Discussion
A literature review reveals a limited number of case reports that describe the conversion of a non-functional NET into a functional one. Multiple case series estimate the rate of conversion to be between 3.4% and 6.8%, but this date is mostly observational [11,12]. The mechanism behind this conversion remains unclear, although some studies have shown secondary conversion post-therapy with sunitinib or traditional chemotherapy [13,14]. These studies suggest epigenetic conversion of the primary NET, which may occur because of treatment, but the mechanism is not well described. Among the few treatment options for malignant insulinoma are Everolimus and Sunitinib. Everolimus inhibits the MTOR pathway that is a part of insulin-related gluconeogenesis and is effective as an adjunctive therapy in patients who are not a candidate for surgical treatment [15]. Sunitinib is a tyrosine kinase inhibitor that directly inhibits tumor growth, thereby reducing insulin production, but it can sometimes cause paradoxical hypoglycemia on its own [13,16].
Our patient was already diagnosed with metastatic pancreatic NET in the outpatient setting prior to presentation. She had known metastases to the liver and lungs when she was admitted for management of acute pulmonary embolism. This tumor had tested positive for NET tumor markers of synaptophysin and chromogranin on initial evaluation. It is not common for functional testing to occur for tumors unless the patient demonstrates any clinical signs of a functional tumor, which is what this case report describes. While hospitalized, the patient developed symptomatic hypoglycemia with decreased blood glucose levels that improved with glucose administration. These three clinical findings, also known as Whipple’s triad [4], strongly raised the suspicion for conversion of the primary pancreatic NET into an insulinoma. Subsequent measurements of fasting insulin and c-peptide levels confirmed this diagnosis. Interestingly, our patient did not receive any treatment prior to conversion and had a much shorter time of conversion than is described in the literature, 3 months vs. a median of 15 months in other reports [11]. Due to her metastatic disease prior to conversion, treatment options remained limited, and our patient’s prognosis was poor. She was hospitalized numerous times for insulin-related complications and was not a candidate for any aggressive therapy.

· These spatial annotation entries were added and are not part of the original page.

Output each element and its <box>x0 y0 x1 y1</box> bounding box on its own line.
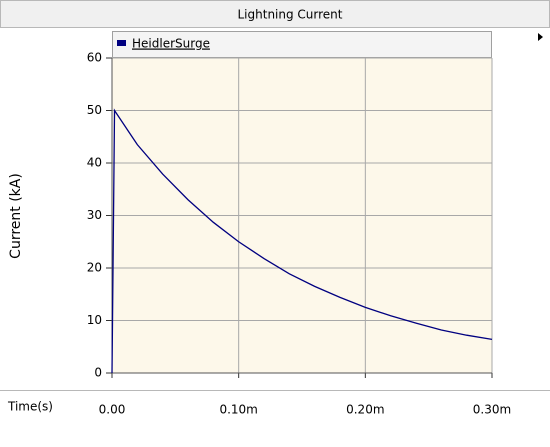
y-tick-label: 50 <box>87 103 102 117</box>
series-line <box>111 108 493 374</box>
y-tick-label: 20 <box>87 261 102 275</box>
x-tick-label: 0.00 <box>99 403 126 417</box>
chart-title: Lightning Current <box>238 8 343 22</box>
y-tick-label: 30 <box>87 208 102 222</box>
x-tick-label: 0.10m <box>219 403 257 417</box>
y-tick-label: 0 <box>94 366 102 380</box>
legend-label[interactable]: HeidlerSurge <box>132 37 210 51</box>
title-bar <box>0 0 550 28</box>
legend-swatch <box>117 40 126 46</box>
x-axis-label: Time(s) <box>7 400 53 414</box>
x-tick-label: 0.20m <box>346 403 384 417</box>
y-tick-label: 10 <box>87 313 102 327</box>
y-tick-label: 40 <box>87 156 102 170</box>
scroll-arrow[interactable] <box>538 33 543 41</box>
y-tick-label: 60 <box>87 51 102 65</box>
y-axis-label: Current (kA) <box>8 173 24 259</box>
x-tick-label: 0.30m <box>473 403 511 417</box>
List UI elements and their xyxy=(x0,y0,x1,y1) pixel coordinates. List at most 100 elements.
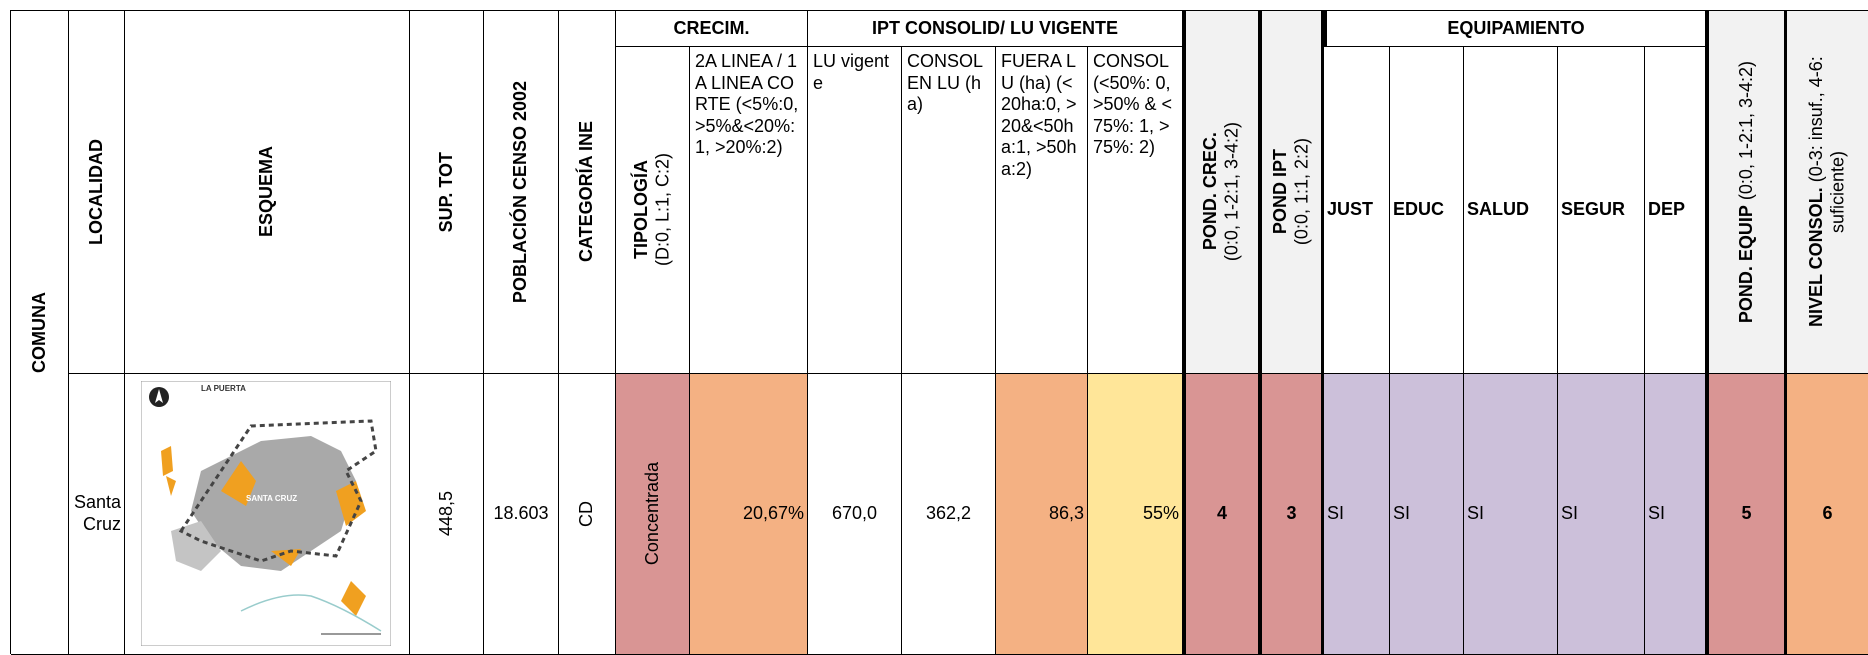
cell-text: 5 xyxy=(1741,503,1752,524)
table: COMUNA LOCALIDAD ESQUEMA SUP. TOT POBLACIÓN … xyxy=(10,10,1868,655)
header-title: SUP. TOT xyxy=(435,151,456,233)
cell-text: 362,2 xyxy=(925,503,972,524)
column-header: TIPOLOGÍA (D:0, L:1, C:2) xyxy=(616,47,690,374)
column-header: DEP xyxy=(1645,47,1706,374)
header-title: SEGUR xyxy=(1561,199,1626,220)
cell-text: SI xyxy=(1561,503,1579,524)
header-note: (D:0, L:1, C:2) xyxy=(652,153,673,267)
header-text: SEGUR xyxy=(1561,199,1625,221)
group-header: IPT CONSOLID/ LU VIGENTE xyxy=(808,11,1183,47)
header-text: POND IPT (0:0, 1:1, 2:2) xyxy=(1270,138,1313,245)
header-title: EDUC xyxy=(1393,199,1445,220)
header-title: POND. EQUIP xyxy=(1735,205,1756,324)
cell-text: SI xyxy=(1393,503,1411,524)
cell-text: SI xyxy=(1648,503,1666,524)
expansion-area xyxy=(161,446,366,616)
river xyxy=(240,594,382,632)
cell-text: 670,0 xyxy=(831,503,878,524)
data-cell: 5 xyxy=(1706,374,1787,655)
header-text: POBLACIÓN CENSO 2002 xyxy=(510,81,532,303)
north-arrow xyxy=(155,389,163,403)
column-header: SEGUR xyxy=(1558,47,1645,374)
header-text: SALUD xyxy=(1467,199,1529,221)
header-title: LU vigente xyxy=(813,51,890,93)
header-text: SUP. TOT xyxy=(436,152,458,232)
header-title: POND. CREC. xyxy=(1200,132,1221,251)
column-header: POND. CREC. (0:0, 1-2:1, 3-4:2) xyxy=(1183,11,1259,374)
cell-text: 3 xyxy=(1286,503,1297,524)
data-cell: 86,3 xyxy=(996,374,1088,655)
header-title: TIPOLOGÍA xyxy=(630,160,651,260)
header-title: JUST xyxy=(1327,199,1374,220)
data-cell: Santa Cruz xyxy=(69,374,125,655)
header-title: LOCALIDAD xyxy=(85,139,106,245)
data-cell: 18.603 xyxy=(484,374,559,655)
data-cell: 6 xyxy=(1787,374,1868,655)
urban-limit xyxy=(178,419,378,563)
cell-text: 18.603 xyxy=(493,503,549,524)
map: LA PUERTA SANTA CRUZ xyxy=(141,381,391,646)
column-header: 2A LINEA / 1A LINEA CORTE (<5%:0, >5%&<2… xyxy=(690,47,808,374)
group-header: CRECIM. xyxy=(616,11,808,47)
data-cell: 448,5 xyxy=(410,374,484,655)
cell-text: Santa Cruz xyxy=(73,492,121,534)
data-cell: 670,0 xyxy=(808,374,902,655)
column-header: ESQUEMA xyxy=(125,11,410,374)
column-header: SALUD xyxy=(1464,47,1558,374)
map-label: LA PUERTA xyxy=(201,384,246,393)
header-text: POND. CREC. (0:0, 1-2:1, 3-4:2) xyxy=(1200,122,1243,261)
cell-text: 6 xyxy=(1822,503,1833,524)
column-header: CONSOL EN LU (ha) xyxy=(902,47,996,374)
header-text: EDUC xyxy=(1393,199,1444,221)
cell-text: SI xyxy=(1327,503,1345,524)
header-text: DEP xyxy=(1648,199,1685,221)
cell-text: 20,67% xyxy=(742,503,804,524)
data-cell: SI xyxy=(1464,374,1558,655)
header-text: TIPOLOGÍA (D:0, L:1, C:2) xyxy=(631,153,674,266)
header-text: NIVEL CONSOL. (0-3: insuf., 4-6: suficie… xyxy=(1806,14,1849,370)
data-cell: SI xyxy=(1558,374,1645,655)
map-label: SANTA CRUZ xyxy=(246,494,297,503)
header-title: DEP xyxy=(1648,199,1686,220)
cell-text: 55% xyxy=(1142,503,1179,524)
header-text: COMUNA xyxy=(29,292,51,373)
header-text: JUST xyxy=(1327,199,1373,221)
header-text: ESQUEMA xyxy=(256,146,278,237)
header-title: COMUNA xyxy=(28,292,49,373)
cell-text: 448,5 xyxy=(435,491,456,537)
column-header: POND. EQUIP (0:0, 1-2:1, 3-4:2) xyxy=(1706,11,1787,374)
header-text: FUERA LU (ha) (<20ha:0, >20&<50ha:1, >50… xyxy=(1001,51,1082,181)
data-cell: CD xyxy=(559,374,616,655)
header-note: (0:0, 1:1, 2:2) xyxy=(1291,138,1312,246)
header-title: POND IPT xyxy=(1269,149,1290,235)
data-cell: SI xyxy=(1324,374,1390,655)
data-cell: 4 xyxy=(1183,374,1259,655)
header-text: LU vigente xyxy=(813,51,896,94)
header-title: CATEGORÍA INE xyxy=(576,121,597,263)
header-title: ESQUEMA xyxy=(256,146,277,238)
header-text: CONSOL EN LU (ha) xyxy=(907,51,990,116)
header-text: LOCALIDAD xyxy=(86,139,108,245)
header-title: NIVEL CONSOL. xyxy=(1805,187,1826,328)
column-header: SUP. TOT xyxy=(410,11,484,374)
header-title: POBLACIÓN CENSO 2002 xyxy=(510,80,531,304)
column-header: JUST xyxy=(1324,47,1390,374)
data-cell: 20,67% xyxy=(690,374,808,655)
cell-text: CD xyxy=(576,501,597,527)
cell-text: 86,3 xyxy=(1048,503,1084,524)
header-title: CONSOL (<50%: 0, >50% & <75%: 1, >75%: 2… xyxy=(1093,51,1173,158)
cell-text: Concentrada xyxy=(641,462,662,566)
column-header: POBLACIÓN CENSO 2002 xyxy=(484,11,559,374)
header-note: (0:0, 1-2:1, 3-4:2) xyxy=(1735,60,1756,201)
header-title: CONSOL EN LU (ha) xyxy=(907,51,983,115)
header-text: CONSOL (<50%: 0, >50% & <75%: 1, >75%: 2… xyxy=(1093,51,1177,159)
cell-text: SI xyxy=(1467,503,1485,524)
column-header: POND IPT (0:0, 1:1, 2:2) xyxy=(1259,11,1324,374)
header-text: CATEGORÍA INE xyxy=(576,121,598,262)
header-text: POND. EQUIP (0:0, 1-2:1, 3-4:2) xyxy=(1736,61,1758,323)
column-header: NIVEL CONSOL. (0-3: insuf., 4-6: suficie… xyxy=(1787,11,1868,374)
data-cell: 55% xyxy=(1088,374,1183,655)
data-cell: SI xyxy=(1645,374,1706,655)
header-title: SALUD xyxy=(1467,199,1529,220)
column-header: LU vigente xyxy=(808,47,902,374)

Our case describes one of the few instances of conversion from a non-functional NET into an insulinoma without any prior treatment and over a much shorter time frame. It also describes an aggressive clinical course in these patients due to uncontrolled symptoms related to hypoglycemia and a paucity of treatment options therein. Traditional insulinoma treatments, including surgical resection, could have been utilized, but metastatic disease made this impossible. Newer drugs such as Everolimus and Sunitinib could have been an option for our patient but were not an option as the patient declined these treatments. There may have been some hesitation due to the novelty of these treatments and a lack of strong evidence in their favor.